While many long to see mountain goats in the wild, at Grand Teton National Park biologists are trying to figure out how to deal with non-native goats that pose a threat to the park's bighorn sheep.

Park staff is working on a management plan and environmental assessment with an aim to support long-term protection for the mountain ecosystem and its associated native species in Grand Teton and the John D. Rockefeller, Jr. Memorial Parkway.

Public comments will be accepted during a scoping period now through December 13. You can find more information on the matter, and leave your comments, at this site (when it's operational. It was down Thursday morning).

Biologists want to address the impacts of non-native mountain goats; those impacts could include the loss or alteration of native ecosystems, especially native plant and animal communities, and effects on bighorn sheep, a native species of conservation concern. Primary reasons for evaluating management actions, which may involve potential removal of mountain goats from Grand Teton and the Parkway include: Resource damage; use of limited natural resources (habitat and food); competition with a small, genetically isolated population of native bighorn sheep; and potential risk of disease transmission to bighorn sheep.

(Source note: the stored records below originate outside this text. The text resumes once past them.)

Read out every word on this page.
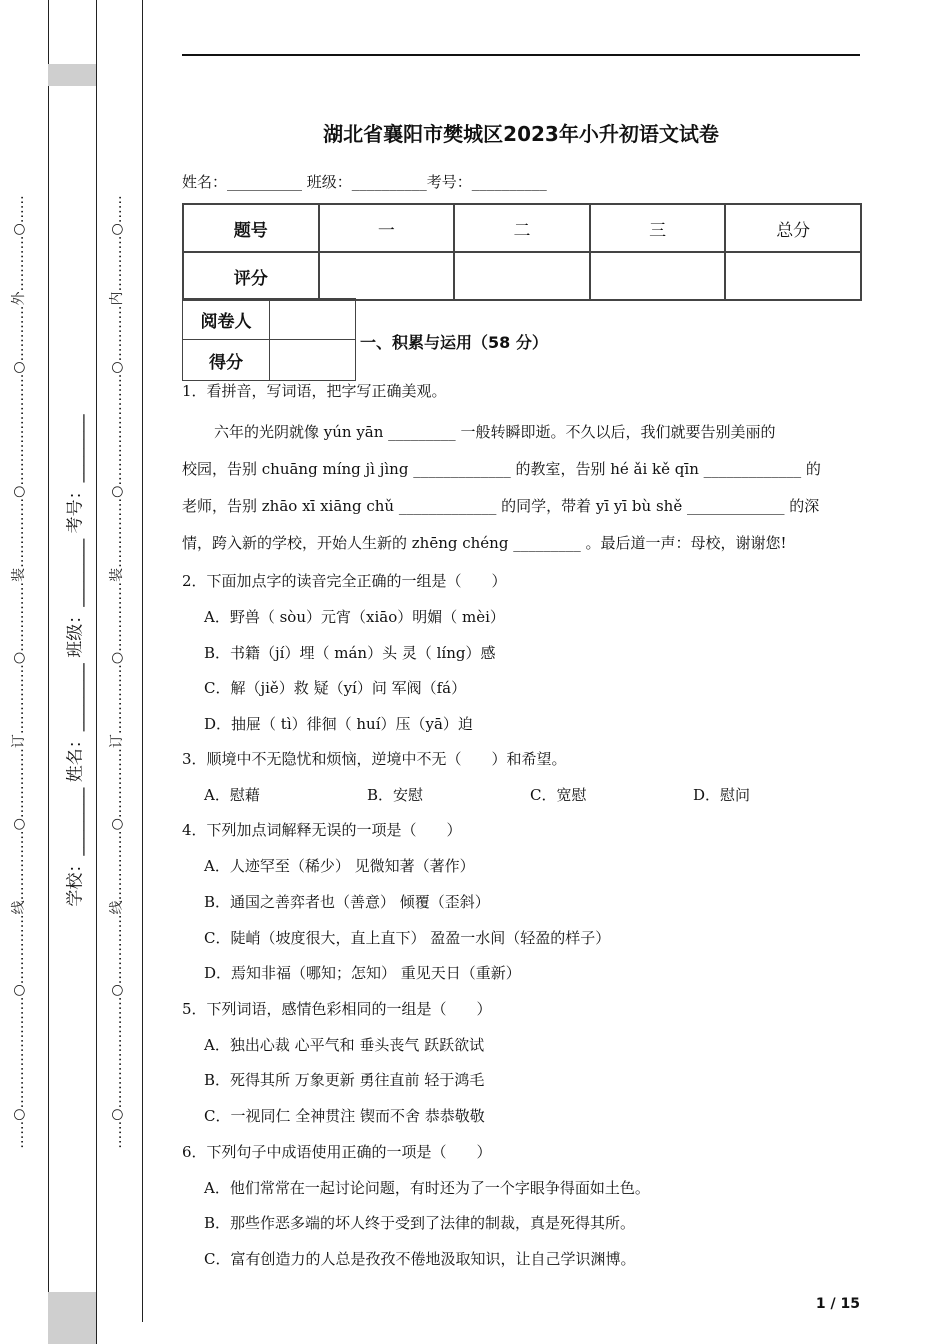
……○……………………○……………线……………○……………订……………○……………装……………○……………………○…………外…………○……	……○……………………○……………线……………○……………订……………○……………装……………○……………………○…………内…………○……
学校：________ 姓名：________ 班级：________ 考号：________
湖北省襄阳市樊城区2023年小升初语文试卷
姓名：__________ 班级：__________考号：__________
题号	一	二	三	总分
评分				
阅卷人	
得分	
一、积累与运用（58 分）

1．看拼音，写词语，把字写正确美观。

六年的光阴就像 yún yān _________ 一般转瞬即逝。不久以后，我们就要告别美丽的

校园，告别 chuāng míng jì jìng _____________ 的教室，告别 hé ǎi kě qīn _____________ 的

老师，告别 zhāo xī xiāng chǔ _____________ 的同学，带着 yī yī bù shě _____________ 的深

情，跨入新的学校，开始人生新的 zhēng chéng _________ 。最后道一声：母校，谢谢您!

2．下面加点字的读音完全正确的一组是（　　）

A．野兽（ sòu）元宵（xiāo）明媚（ mèi）

B．书籍（jí）埋（ mán）头 灵（ líng）感

C．解（jiě）救 疑（yí）问 军阀（fá）

D．抽屉（ tì）徘徊（ huí）压（yā）迫

3．顺境中不无隐忧和烦恼，逆境中不无（　　）和希望。

A．慰藉	B．安慰	C．宽慰	D．慰问

4．下列加点词解释无误的一项是（　　）

A．人迹罕至（稀少） 见微知著（著作）

B．通国之善弈者也（善意） 倾覆（歪斜）

C．陡峭（坡度很大，直上直下） 盈盈一水间（轻盈的样子）

D．焉知非福（哪知；怎知） 重见天日（重新）

5．下列词语，感情色彩相同的一组是（　　）

A．独出心裁 心平气和 垂头丧气 跃跃欲试

B．死得其所 万象更新 勇往直前 轻于鸿毛

C．一视同仁 全神贯注 锲而不舍 恭恭敬敬

6．下列句子中成语使用正确的一项是（　　）

A．他们常常在一起讨论问题，有时还为了一个字眼争得面如土色。

B．那些作恶多端的坏人终于受到了法律的制裁，真是死得其所。

C．富有创造力的人总是孜孜不倦地汲取知识，让自己学识渊博。

1 / 15
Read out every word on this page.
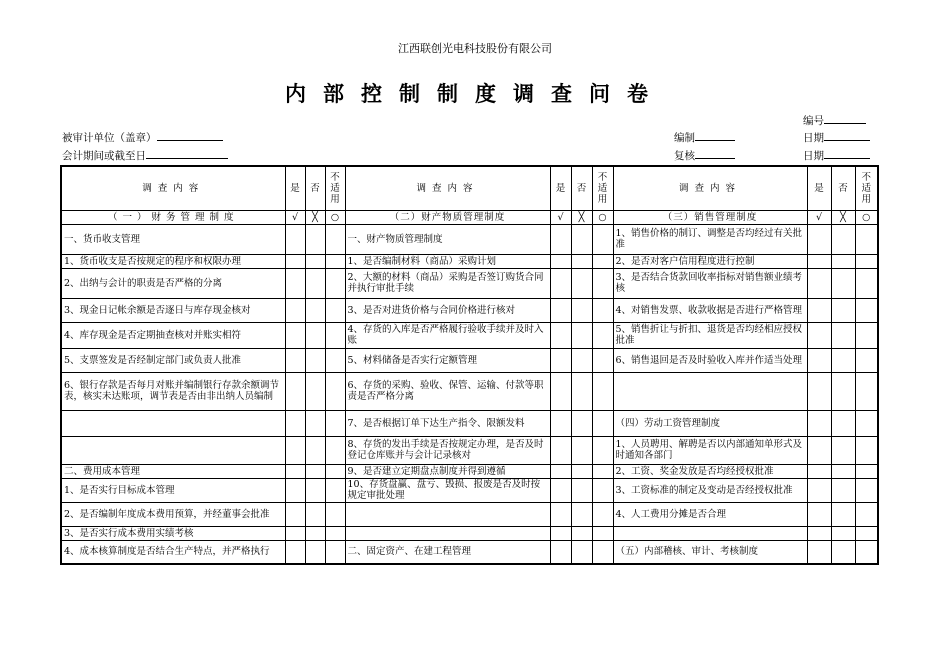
江西联创光电科技股份有限公司
内部控制制度调查问卷
编号
被审计单位（盖章）	编制	日期
会计期间或截至日	复核	日期
调查内容	是	否	不适用	调查内容	是	否	不适用	调查内容	是	否	不适用
（一）财务管理制度	√	╳	○	（二）财产物质管理制度	√	╳	○	（三）销售管理制度	√	╳	○
一、货币收支管理				一、财产物质管理制度				1、销售价格的制订、调整是否均经过有关批准			
1、货币收支是否按规定的程序和权限办理				1、是否编制材料（商品）采购计划				2、是否对客户信用程度进行控制			
2、出纳与会计的职责是否严格的分离				2、大额的材料（商品）采购是否签订购货合同并执行审批手续				3、是否结合货款回收率指标对销售额业绩考核			
3、现金日记帐余额是否逐日与库存现金核对				3、是否对进货价格与合同价格进行核对				4、对销售发票、收款收据是否进行严格管理			
4、库存现金是否定期抽查核对并账实相符				4、存货的入库是否严格履行验收手续并及时入账				5、销售折让与折扣、退货是否均经相应授权批准			
5、支票签发是否经制定部门或负责人批准				5、材料储备是否实行定额管理				6、销售退回是否及时验收入库并作适当处理			
6、银行存款是否每月对账并编制银行存款余额调节表，核实未达账项，调节表是否由非出纳人员编制				6、存货的采购、验收、保管、运输、付款等职责是否严格分离							
				7、是否根据订单下达生产指令、限额发料				（四）劳动工资管理制度			
				8、存货的发出手续是否按规定办理，是否及时登记仓库账并与会计记录核对				1、人员聘用、解聘是否以内部通知单形式及时通知各部门			
二、费用成本管理				9、是否建立定期盘点制度并得到遵循				2、工资、奖金发放是否均经授权批准			
1、是否实行目标成本管理				10、存货盘赢、盘亏、毁损、报废是否及时按规定审批处理				3、工资标准的制定及变动是否经授权批准			
2、是否编制年度成本费用预算，并经董事会批准								4、人工费用分摊是否合理			
3、是否实行成本费用实绩考核											
4、成本核算制度是否结合生产特点，并严格执行				二、固定资产、在建工程管理				（五）内部稽核、审计、考核制度			
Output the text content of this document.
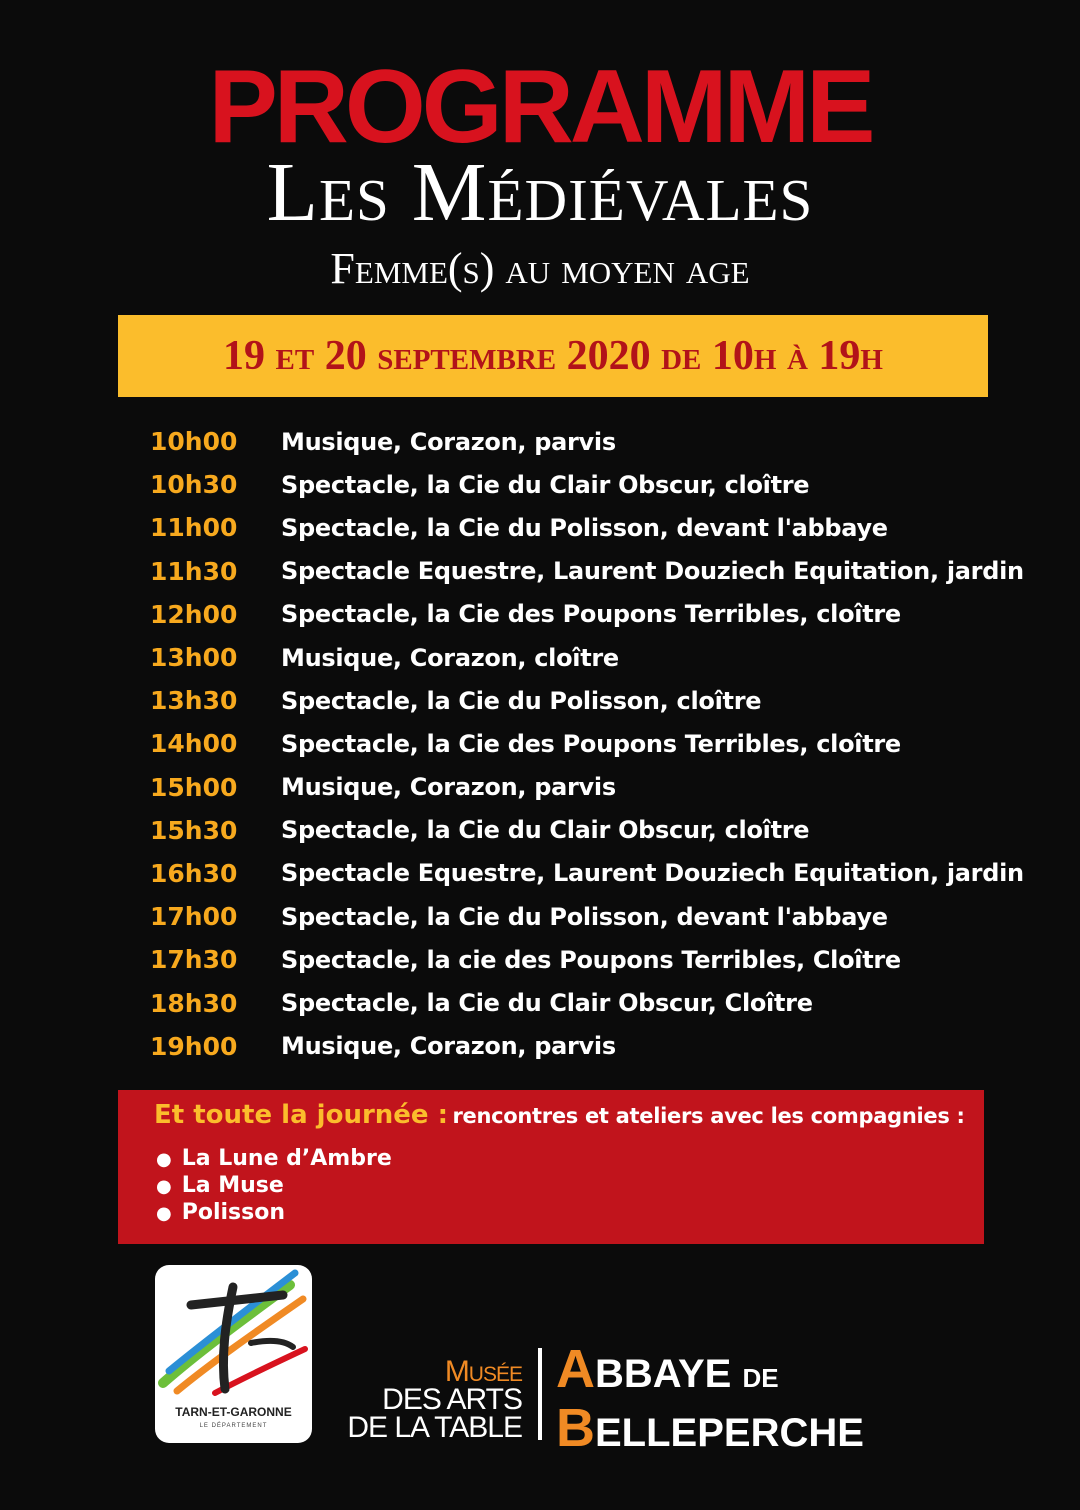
PROGRAMME
Les Médiévales
Femme(s) au moyen age
19 et 20 septembre 2020 de 10h à 19h
10h00	Musique, Corazon, parvis
10h30	Spectacle, la Cie du Clair Obscur, cloître
11h00	Spectacle, la Cie du Polisson, devant l'abbaye
11h30	Spectacle Equestre, Laurent Douziech Equitation, jardin
12h00	Spectacle, la Cie des Poupons Terribles, cloître
13h00	Musique, Corazon, cloître
13h30	Spectacle, la Cie du Polisson, cloître
14h00	Spectacle, la Cie des Poupons Terribles, cloître
15h00	Musique, Corazon, parvis
15h30	Spectacle, la Cie du Clair Obscur, cloître
16h30	Spectacle Equestre, Laurent Douziech Equitation, jardin
17h00	Spectacle, la Cie du Polisson, devant l'abbaye
17h30	Spectacle, la cie des Poupons Terribles, Cloître
18h30	Spectacle, la Cie du Clair Obscur, Cloître
19h00	Musique, Corazon, parvis
Et toute la journée : rencontres et ateliers avec les compagnies :
● La Lune d’Ambre
● La Muse
● Polisson
TARN-ET-GARONNE
LE DÉPARTEMENT
Musée
DES ARTS
DE LA TABLE
ABBAYE DE
BELLEPERCHE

Mountain goats currently found in the Teton Range are colonizers from herds that developed after goats were transplanted by the Idaho Fish and Game Department into the Snake River Range and Big Hole Mountains of southeastern Idaho beginning in 1969. These areas are about 20 miles from the southwest boundary of Grand Teton.

Although mountain goats are native to northern mountain ranges in the western United States, including some in northern Idaho and Montana, the southeast Idaho transplant locations were outside their historical range. Within a decade, goats were occasionally seen in the Teton Range, however sightings were sporadic and the animals appeared transient.

Since 2008, park biologists have documented groups of mountain goats including nannies (adult females) with kids (young of the year) annually within Grand Teton National Park. These observations strongly suggest that goats are in the early stages of establishing a population in the Teton Range. Goat activity has primarily been concentrated in the Cascade Canyon area of the Tetons, but recent sightings have occurred throughout the mountain range.